Personalized Ranking for Recommender Systems

Personalized Ranking

Most real-world recommender data is implicit — clicks, watches, purchases. There are no explicit ratings, and the unobserved (user, item) pairs are a mix of “didn’t like it” and “haven’t seen it yet”. MSE on a 0/1 target is wrong.

Better framing: personalized ranking — given an observed positive (user, i), the model should rank i above sampled unobserved items. Treating every unobserved pair as a literal negative target is usually misaligned with ranking because exposure is missing-not-at-random.

Two pairwise losses for this:

  • BPR (Bayesian Personalized Ranking, Rendle et al.
    1. — log-sigmoid of score margin: -\log \sigma(\hat r_{ui} - \hat r_{uj}) for sampled negatives j.
  • Hinge — max-margin variant: \max(0, m - (\hat r_{ui} - \hat r_{uj})).

Both turn implicit feedback into pairwise comparisons; the model learns to put positives above negatives.

Training triples

For each user u, let I_u^+ be observed positives (clicked, watched, bought) and sample negatives j \notin I_u^+ from the item catalog. Training examples are triples:

D = \{(u,i,j): i\in I_u^+,\, j\notin I_u^+\}.

The model never needs an absolute rating target. It only needs the score gap

\Delta_{uij} = \hat r_{ui} - \hat r_{uj}.

Large positive gaps mean the positive item outranks the sampled negative. The sampled negative is a training contrast, not proof that the user would dislike the item.

BPR loss

Sampled negatives j per positive (u, i); loss is log-sigmoid of the score margin:

import torch
from torch import nn
class BPRLoss(nn.Module):
    def __init__(self):
        super(BPRLoss, self).__init__()

    def forward(self, positive, negative):
        distances = positive - negative
        loss = -torch.sum(torch.log(torch.sigmoid(distances)), dim=0,
                          keepdim=True)
        return loss

Hinge loss

Hard-margin alternative — equivalent to a max-margin classifier over score differences:

class HingeLossbRec(nn.Module):
    def __init__(self):
        super(HingeLossbRec, self).__init__()
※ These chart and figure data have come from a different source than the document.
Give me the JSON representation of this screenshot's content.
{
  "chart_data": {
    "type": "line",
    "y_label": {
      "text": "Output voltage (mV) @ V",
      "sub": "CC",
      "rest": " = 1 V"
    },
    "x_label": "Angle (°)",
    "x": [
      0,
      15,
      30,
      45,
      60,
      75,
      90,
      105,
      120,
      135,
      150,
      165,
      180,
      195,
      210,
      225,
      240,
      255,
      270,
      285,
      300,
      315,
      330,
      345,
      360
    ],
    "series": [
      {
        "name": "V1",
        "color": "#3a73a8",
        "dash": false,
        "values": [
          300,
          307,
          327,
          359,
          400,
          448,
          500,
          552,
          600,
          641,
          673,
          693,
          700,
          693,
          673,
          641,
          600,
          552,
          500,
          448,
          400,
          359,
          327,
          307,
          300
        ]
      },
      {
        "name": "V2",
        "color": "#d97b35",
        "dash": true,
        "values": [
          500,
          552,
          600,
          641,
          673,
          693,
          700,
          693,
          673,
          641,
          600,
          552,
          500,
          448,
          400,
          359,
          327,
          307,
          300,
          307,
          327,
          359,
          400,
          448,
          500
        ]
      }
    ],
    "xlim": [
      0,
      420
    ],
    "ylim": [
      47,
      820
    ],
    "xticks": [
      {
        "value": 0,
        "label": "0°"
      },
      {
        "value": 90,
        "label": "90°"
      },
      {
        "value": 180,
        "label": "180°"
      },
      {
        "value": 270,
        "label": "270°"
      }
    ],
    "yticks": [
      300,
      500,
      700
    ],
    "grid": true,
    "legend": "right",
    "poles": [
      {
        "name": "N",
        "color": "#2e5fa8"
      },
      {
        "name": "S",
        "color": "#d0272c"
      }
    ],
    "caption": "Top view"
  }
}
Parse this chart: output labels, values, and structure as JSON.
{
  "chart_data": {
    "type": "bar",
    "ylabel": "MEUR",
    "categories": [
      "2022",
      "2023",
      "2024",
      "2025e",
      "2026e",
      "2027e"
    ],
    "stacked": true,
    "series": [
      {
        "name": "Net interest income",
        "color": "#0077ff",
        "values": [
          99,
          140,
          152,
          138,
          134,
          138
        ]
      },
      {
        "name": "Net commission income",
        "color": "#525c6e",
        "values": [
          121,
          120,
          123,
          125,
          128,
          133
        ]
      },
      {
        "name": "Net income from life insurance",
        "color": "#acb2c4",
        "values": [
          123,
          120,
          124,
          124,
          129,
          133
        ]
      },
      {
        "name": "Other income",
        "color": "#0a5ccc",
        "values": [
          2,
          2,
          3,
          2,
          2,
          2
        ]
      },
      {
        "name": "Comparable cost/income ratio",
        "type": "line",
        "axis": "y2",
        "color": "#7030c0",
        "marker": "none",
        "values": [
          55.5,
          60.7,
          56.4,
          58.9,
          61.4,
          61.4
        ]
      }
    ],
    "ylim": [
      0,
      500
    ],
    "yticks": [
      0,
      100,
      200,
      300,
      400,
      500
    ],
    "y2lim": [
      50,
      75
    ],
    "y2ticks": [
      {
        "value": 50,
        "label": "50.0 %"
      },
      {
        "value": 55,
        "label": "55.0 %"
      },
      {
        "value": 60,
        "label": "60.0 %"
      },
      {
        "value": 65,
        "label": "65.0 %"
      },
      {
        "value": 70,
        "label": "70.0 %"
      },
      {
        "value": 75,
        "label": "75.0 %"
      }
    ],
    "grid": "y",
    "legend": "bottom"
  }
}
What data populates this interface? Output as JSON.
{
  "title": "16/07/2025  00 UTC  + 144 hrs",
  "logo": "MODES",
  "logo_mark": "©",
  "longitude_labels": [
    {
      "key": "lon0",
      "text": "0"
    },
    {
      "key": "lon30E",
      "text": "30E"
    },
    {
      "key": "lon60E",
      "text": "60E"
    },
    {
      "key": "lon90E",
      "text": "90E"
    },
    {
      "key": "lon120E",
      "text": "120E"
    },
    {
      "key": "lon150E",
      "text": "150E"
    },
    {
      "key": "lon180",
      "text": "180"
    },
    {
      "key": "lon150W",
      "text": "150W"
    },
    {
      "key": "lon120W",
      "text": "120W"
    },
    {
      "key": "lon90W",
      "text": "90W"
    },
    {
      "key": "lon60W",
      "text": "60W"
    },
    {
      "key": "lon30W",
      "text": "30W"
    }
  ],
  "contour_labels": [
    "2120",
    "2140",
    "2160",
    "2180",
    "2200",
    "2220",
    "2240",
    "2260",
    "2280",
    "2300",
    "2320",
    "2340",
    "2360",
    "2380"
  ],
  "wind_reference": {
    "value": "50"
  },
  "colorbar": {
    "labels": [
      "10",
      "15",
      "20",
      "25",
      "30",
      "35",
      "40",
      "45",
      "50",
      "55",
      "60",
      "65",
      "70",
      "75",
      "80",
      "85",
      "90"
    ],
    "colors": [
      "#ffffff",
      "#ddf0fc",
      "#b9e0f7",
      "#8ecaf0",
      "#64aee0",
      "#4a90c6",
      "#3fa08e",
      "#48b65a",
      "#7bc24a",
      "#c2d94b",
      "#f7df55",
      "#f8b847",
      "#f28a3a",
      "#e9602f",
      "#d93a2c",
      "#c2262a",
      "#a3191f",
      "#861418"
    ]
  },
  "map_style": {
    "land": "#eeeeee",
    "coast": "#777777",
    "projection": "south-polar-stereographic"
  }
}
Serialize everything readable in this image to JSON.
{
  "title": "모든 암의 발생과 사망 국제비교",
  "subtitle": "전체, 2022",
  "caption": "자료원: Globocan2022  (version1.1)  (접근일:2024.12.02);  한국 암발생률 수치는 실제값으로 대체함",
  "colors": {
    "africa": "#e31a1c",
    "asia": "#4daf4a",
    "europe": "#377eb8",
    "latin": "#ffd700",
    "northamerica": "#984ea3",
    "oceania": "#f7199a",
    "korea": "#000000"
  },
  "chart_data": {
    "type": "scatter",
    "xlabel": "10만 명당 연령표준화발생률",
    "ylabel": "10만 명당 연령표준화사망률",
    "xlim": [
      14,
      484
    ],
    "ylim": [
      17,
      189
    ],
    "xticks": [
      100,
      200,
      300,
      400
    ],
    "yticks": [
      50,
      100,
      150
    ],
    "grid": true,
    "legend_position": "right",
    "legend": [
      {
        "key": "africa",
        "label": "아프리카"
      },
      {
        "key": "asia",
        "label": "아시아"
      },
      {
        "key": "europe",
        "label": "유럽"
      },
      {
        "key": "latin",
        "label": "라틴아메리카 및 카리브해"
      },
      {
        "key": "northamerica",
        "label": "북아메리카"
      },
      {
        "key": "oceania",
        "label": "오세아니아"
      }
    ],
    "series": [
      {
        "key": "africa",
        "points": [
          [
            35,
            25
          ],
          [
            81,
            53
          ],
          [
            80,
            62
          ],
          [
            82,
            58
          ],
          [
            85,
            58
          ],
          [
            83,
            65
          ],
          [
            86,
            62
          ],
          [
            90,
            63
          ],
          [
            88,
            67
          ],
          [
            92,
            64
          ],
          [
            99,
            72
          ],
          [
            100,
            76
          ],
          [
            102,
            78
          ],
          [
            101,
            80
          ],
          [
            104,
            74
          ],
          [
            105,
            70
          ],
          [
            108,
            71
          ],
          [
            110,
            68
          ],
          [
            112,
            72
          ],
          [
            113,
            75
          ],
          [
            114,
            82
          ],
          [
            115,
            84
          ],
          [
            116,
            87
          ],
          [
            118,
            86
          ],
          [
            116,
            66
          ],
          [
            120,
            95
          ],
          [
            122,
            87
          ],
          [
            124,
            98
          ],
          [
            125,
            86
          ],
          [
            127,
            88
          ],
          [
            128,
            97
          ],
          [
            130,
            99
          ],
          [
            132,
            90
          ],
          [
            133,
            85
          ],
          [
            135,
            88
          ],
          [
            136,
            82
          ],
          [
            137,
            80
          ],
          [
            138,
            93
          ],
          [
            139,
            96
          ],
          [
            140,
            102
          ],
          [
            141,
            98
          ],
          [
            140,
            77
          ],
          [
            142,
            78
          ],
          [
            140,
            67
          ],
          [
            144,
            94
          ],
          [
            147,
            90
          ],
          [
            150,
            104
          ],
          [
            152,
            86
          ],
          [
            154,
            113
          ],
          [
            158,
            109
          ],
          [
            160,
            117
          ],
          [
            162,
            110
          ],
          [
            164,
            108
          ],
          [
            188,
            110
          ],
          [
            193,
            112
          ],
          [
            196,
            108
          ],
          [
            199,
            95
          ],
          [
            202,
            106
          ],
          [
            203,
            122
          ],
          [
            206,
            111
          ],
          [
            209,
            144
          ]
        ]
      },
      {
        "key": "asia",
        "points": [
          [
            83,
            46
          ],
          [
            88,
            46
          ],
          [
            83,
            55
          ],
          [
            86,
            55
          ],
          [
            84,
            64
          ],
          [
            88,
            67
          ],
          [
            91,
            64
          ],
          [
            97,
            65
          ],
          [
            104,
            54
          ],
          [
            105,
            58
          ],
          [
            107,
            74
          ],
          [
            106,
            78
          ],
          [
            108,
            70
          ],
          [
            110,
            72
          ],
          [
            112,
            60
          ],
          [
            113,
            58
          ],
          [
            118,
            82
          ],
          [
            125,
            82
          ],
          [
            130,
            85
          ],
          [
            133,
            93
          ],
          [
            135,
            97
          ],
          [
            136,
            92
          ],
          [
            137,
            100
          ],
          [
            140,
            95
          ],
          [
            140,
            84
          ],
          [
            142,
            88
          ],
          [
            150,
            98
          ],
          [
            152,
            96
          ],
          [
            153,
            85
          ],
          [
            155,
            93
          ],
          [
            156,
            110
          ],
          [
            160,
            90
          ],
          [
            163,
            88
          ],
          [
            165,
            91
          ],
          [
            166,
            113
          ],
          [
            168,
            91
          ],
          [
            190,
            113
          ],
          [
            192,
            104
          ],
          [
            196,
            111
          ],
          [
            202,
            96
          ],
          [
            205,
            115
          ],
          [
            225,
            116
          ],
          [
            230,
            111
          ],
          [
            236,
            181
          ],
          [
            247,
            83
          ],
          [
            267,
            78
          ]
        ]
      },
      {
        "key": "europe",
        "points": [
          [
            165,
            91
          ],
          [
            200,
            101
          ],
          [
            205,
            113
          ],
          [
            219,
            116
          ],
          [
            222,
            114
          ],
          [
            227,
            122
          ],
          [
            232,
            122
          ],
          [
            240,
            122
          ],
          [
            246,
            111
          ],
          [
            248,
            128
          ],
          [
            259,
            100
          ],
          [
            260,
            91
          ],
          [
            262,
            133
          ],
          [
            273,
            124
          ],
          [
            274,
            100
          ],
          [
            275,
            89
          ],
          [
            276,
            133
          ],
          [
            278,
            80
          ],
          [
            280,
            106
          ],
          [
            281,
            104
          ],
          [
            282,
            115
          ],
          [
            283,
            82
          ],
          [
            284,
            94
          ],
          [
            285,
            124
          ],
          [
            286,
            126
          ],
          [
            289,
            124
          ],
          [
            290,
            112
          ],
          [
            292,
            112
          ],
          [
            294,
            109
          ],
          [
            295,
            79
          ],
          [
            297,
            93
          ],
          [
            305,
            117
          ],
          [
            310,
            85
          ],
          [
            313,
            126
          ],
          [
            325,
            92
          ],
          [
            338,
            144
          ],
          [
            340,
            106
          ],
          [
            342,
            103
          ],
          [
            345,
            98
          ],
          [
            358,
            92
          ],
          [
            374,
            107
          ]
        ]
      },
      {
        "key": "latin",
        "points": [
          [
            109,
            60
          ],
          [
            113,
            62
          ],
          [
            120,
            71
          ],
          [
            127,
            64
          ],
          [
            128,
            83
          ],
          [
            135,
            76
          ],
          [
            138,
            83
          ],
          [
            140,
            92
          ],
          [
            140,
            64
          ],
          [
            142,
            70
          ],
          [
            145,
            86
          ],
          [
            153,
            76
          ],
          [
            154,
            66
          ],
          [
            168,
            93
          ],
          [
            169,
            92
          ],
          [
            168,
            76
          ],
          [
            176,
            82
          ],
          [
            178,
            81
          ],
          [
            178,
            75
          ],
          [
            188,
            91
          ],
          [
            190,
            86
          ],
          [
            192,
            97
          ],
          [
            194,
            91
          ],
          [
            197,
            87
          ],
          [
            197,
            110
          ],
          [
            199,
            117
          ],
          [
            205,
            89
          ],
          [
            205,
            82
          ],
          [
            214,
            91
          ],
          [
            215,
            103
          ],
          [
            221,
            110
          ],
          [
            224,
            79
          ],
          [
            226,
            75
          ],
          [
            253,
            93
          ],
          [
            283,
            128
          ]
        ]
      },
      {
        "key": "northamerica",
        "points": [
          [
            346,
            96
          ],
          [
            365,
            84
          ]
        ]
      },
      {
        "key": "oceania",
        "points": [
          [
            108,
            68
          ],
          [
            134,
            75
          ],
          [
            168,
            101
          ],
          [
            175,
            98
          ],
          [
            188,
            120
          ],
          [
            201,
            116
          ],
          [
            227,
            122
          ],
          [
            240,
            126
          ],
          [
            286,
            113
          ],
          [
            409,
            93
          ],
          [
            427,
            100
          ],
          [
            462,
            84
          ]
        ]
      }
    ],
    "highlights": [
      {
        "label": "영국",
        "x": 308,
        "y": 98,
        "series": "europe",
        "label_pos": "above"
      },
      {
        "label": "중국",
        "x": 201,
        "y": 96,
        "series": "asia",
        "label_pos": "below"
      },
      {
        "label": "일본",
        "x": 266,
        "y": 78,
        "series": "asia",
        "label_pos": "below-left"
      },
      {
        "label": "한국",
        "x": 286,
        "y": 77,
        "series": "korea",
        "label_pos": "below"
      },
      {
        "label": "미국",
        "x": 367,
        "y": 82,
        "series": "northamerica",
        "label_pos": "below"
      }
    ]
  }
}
    def forward(self, positive, negative, margin=1):
        distances = positive - negative
        loss = torch.sum(torch.clamp(-distances + margin, min=0))
        return loss

BPR vs hinge

Both losses reward positive margins, but their gradients behave differently:

\ell_\textrm{BPR}(\Delta) = -\log \sigma(\Delta), \qquad \ell_\textrm{hinge}(\Delta) = \max(0, m-\Delta).

  • BPR keeps a smooth, nonzero gradient for every sampled pair.
  • Hinge stops updating once the margin is satisfied.
  • The most important implementation choice is often the negative sampler, not the algebraic form of the loss.

Recap

  • Personalized ranking turns implicit feedback into a pairwise comparison task.
  • BPR: log-sigmoid of the (positive - negative) score margin. Soft, differentiable, the most-used choice.
  • Hinge: hard margin; sometimes better with very imbalanced data.
  • Negative sampling is the implementation hammer that makes either loss tractable on large item catalogs.